Muslim leaders question evidence behind counter-terrorism raids

5752996-3x2-700x467By Stephanie Smail,

Muslim leaders say questions are mounting about what evidence police had to justify yesterday’s massive anti-terrorism raids in Sydney and Brisbane.

Australia’s largest Muslim organisations have issued joint response to yesterday’s raids, urging calm.

It followed a rally in the Sydney suburb of Lakemba, in response to what has been described as police brutality during the operation.

Lebanese Muslim Association head Samier Dandan said leaders are trying to maintain calm and wait for the facts to surface.

“Once those facts are made available that’s when the community can be in a much better position to decide whether this is something that had to be done in order to protect the safety of all Australians,” Mr Dandan said.

“Or what I fear and I’m very much concerned about even on that notion, if this was basically a move based on chatter. Because if that is the case then it feeds into some stories that are currently surfacing that this is purely, was a PR exercise.”

Mr Dandan said the lack of public information about the police investigation is generating community concern.

“Out of the 15 arrests for what I have been informed as of last night only one has been charged and we still don’t understand what those charges are,” he said.

“So after all of these search warrants and 15 arrests, how many of those are still in custody I have no idea.

“The only information that we have is one person has been charged.
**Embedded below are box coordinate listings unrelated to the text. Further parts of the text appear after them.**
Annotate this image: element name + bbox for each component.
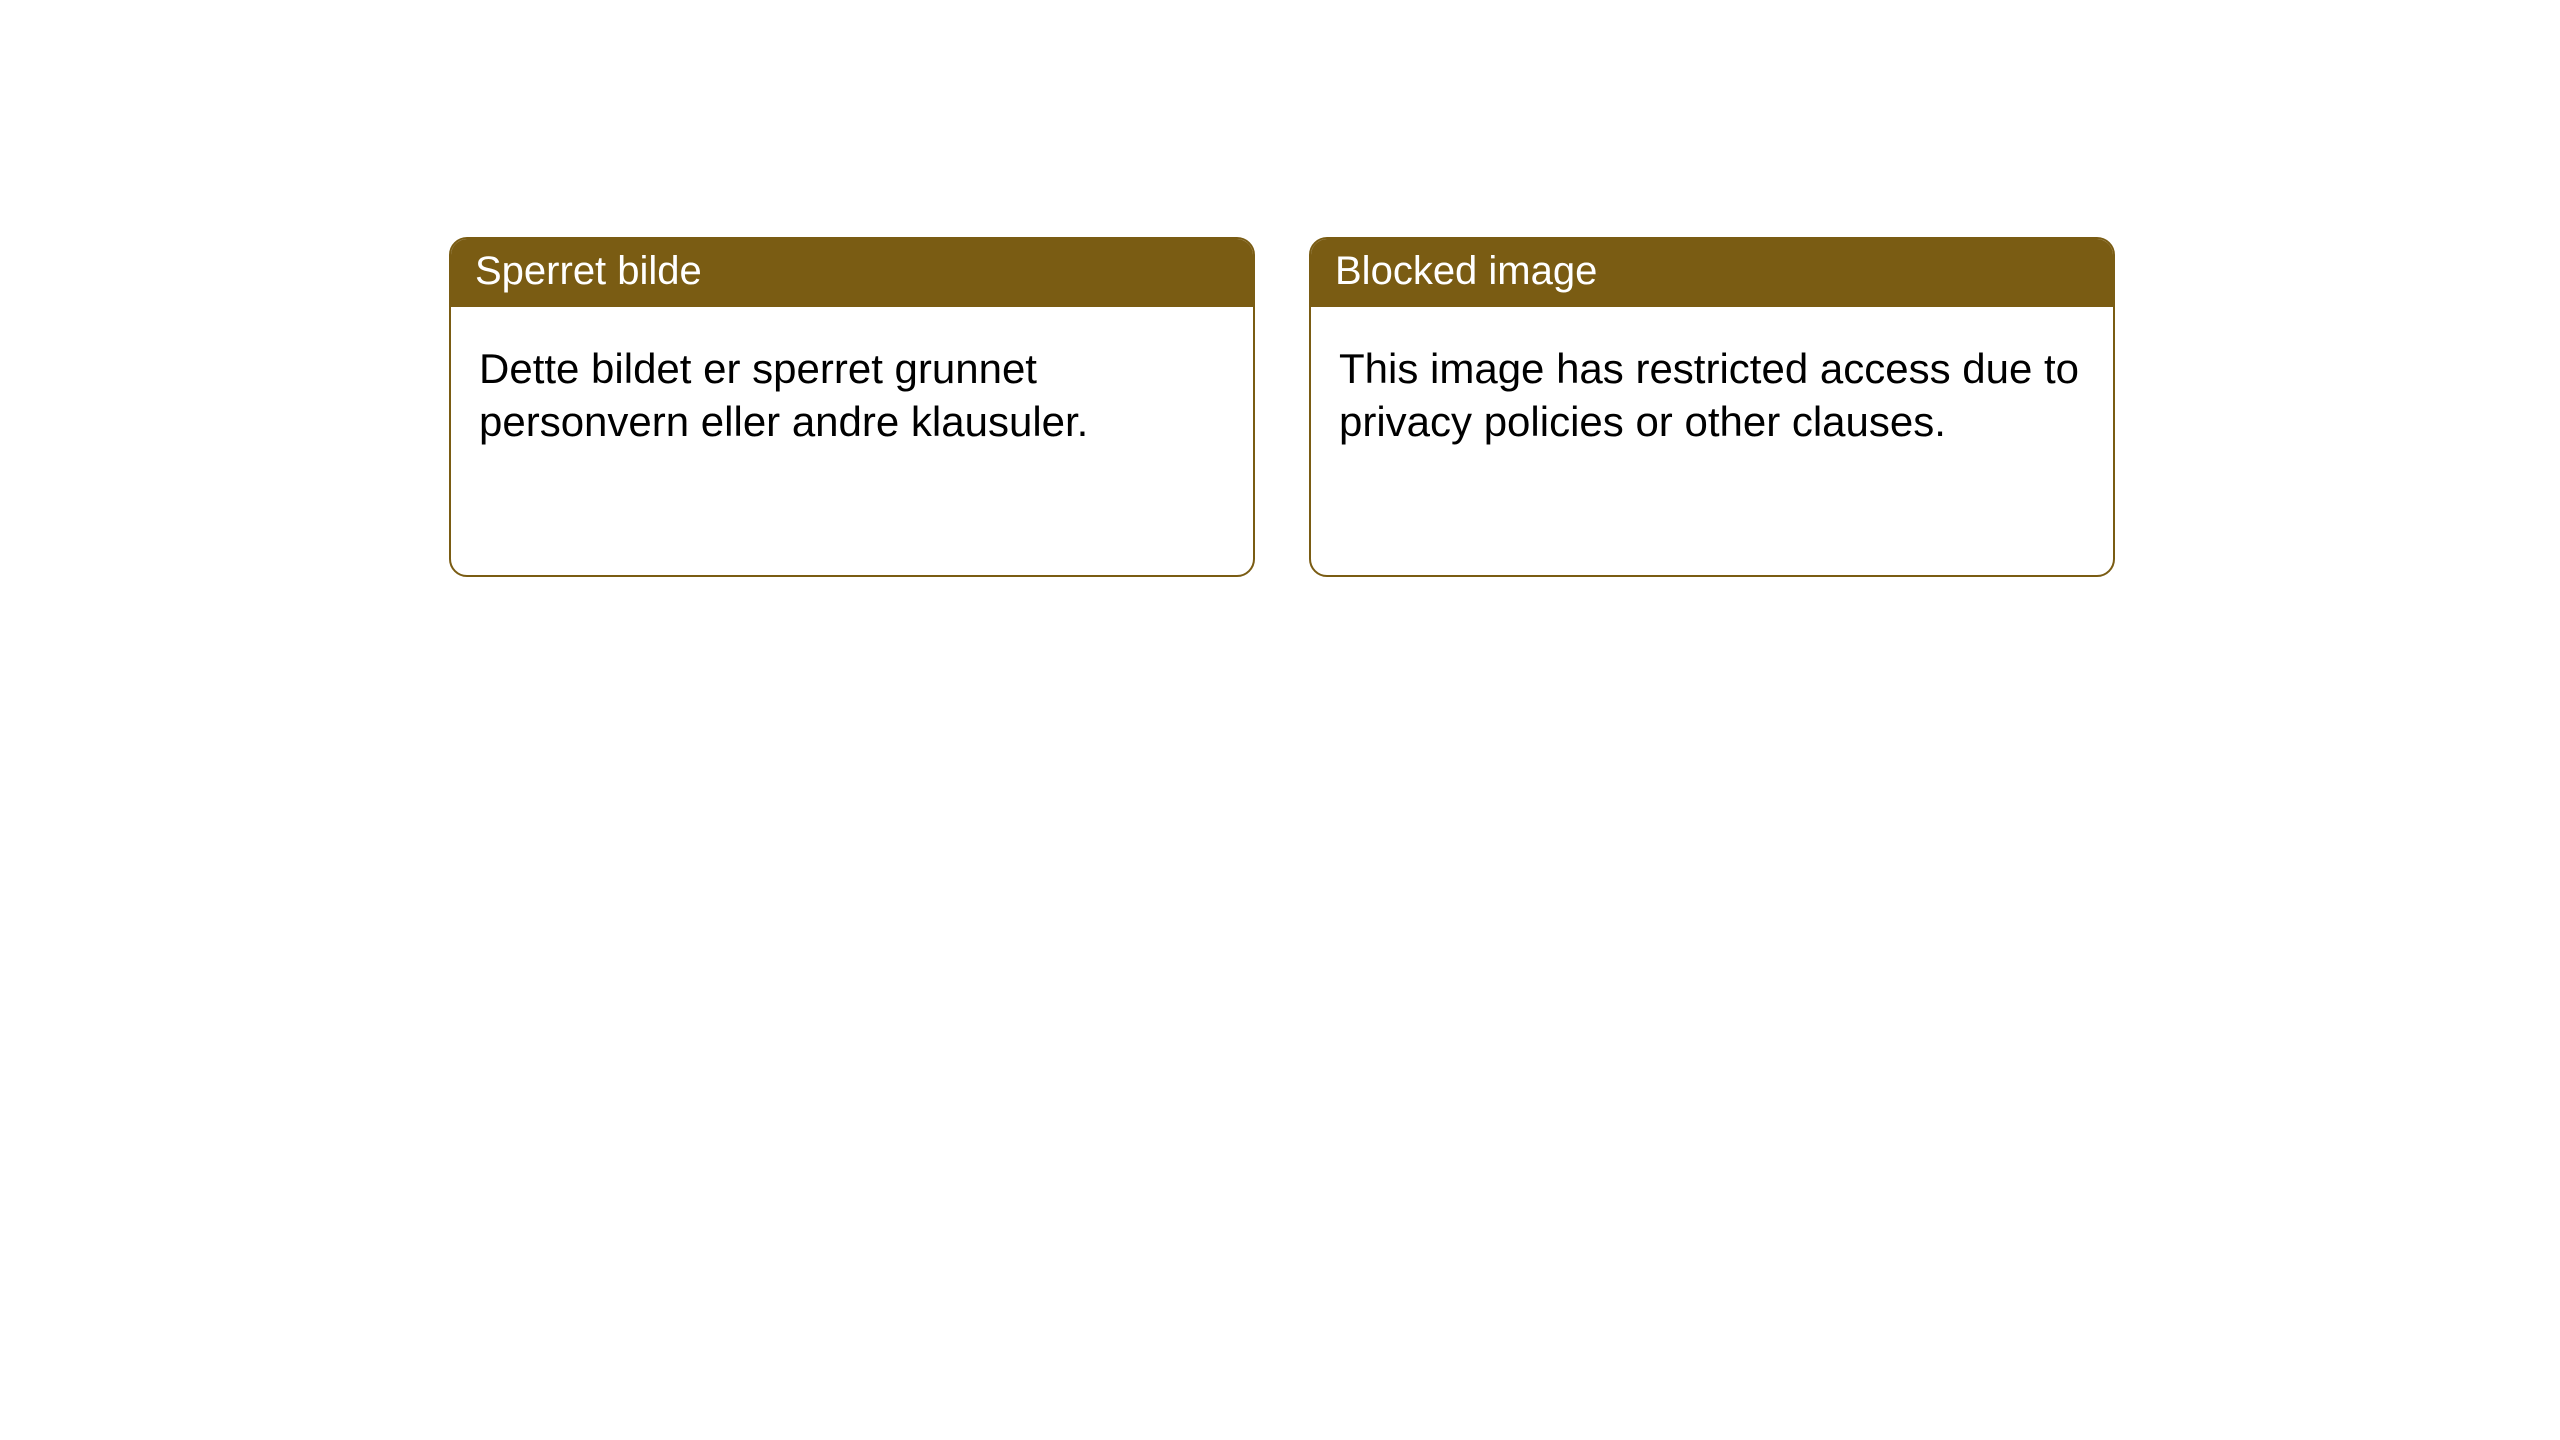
card-text: Dette bildet er sperret grunnet personve… — [479, 345, 1088, 445]
card-title: Sperret bilde — [475, 249, 702, 293]
notice-card-norwegian: Sperret bilde Dette bildet er sperret gr… — [449, 237, 1255, 577]
card-title: Blocked image — [1335, 249, 1597, 293]
card-text: This image has restricted access due to … — [1339, 345, 2079, 445]
card-body: Dette bildet er sperret grunnet personve… — [451, 307, 1253, 484]
notice-container: Sperret bilde Dette bildet er sperret gr… — [0, 0, 2560, 577]
card-header: Sperret bilde — [451, 239, 1253, 307]
card-body: This image has restricted access due to … — [1311, 307, 2113, 484]
card-header: Blocked image — [1311, 239, 2113, 307]
notice-card-english: Blocked image This image has restricted … — [1309, 237, 2115, 577]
So if there was such a critical surveillance taking place surely then there should have been more that should have been charged.”

He said there is some resentment in the Muslim community over the lack of information from police.

“There is resentment and in fact yesterday there was a protest in front of Lakemba station at seven o’clock by a few Muslim groups which basically highlighted that resentment,” Mr Dandan said.

“We as leaders – we are trying to remain calm, we’re trying to wait until the information becomes more available where we have facts that we can deliberate on and at this point in time we don’t, so we’re not going to get caught up in any frenzy.”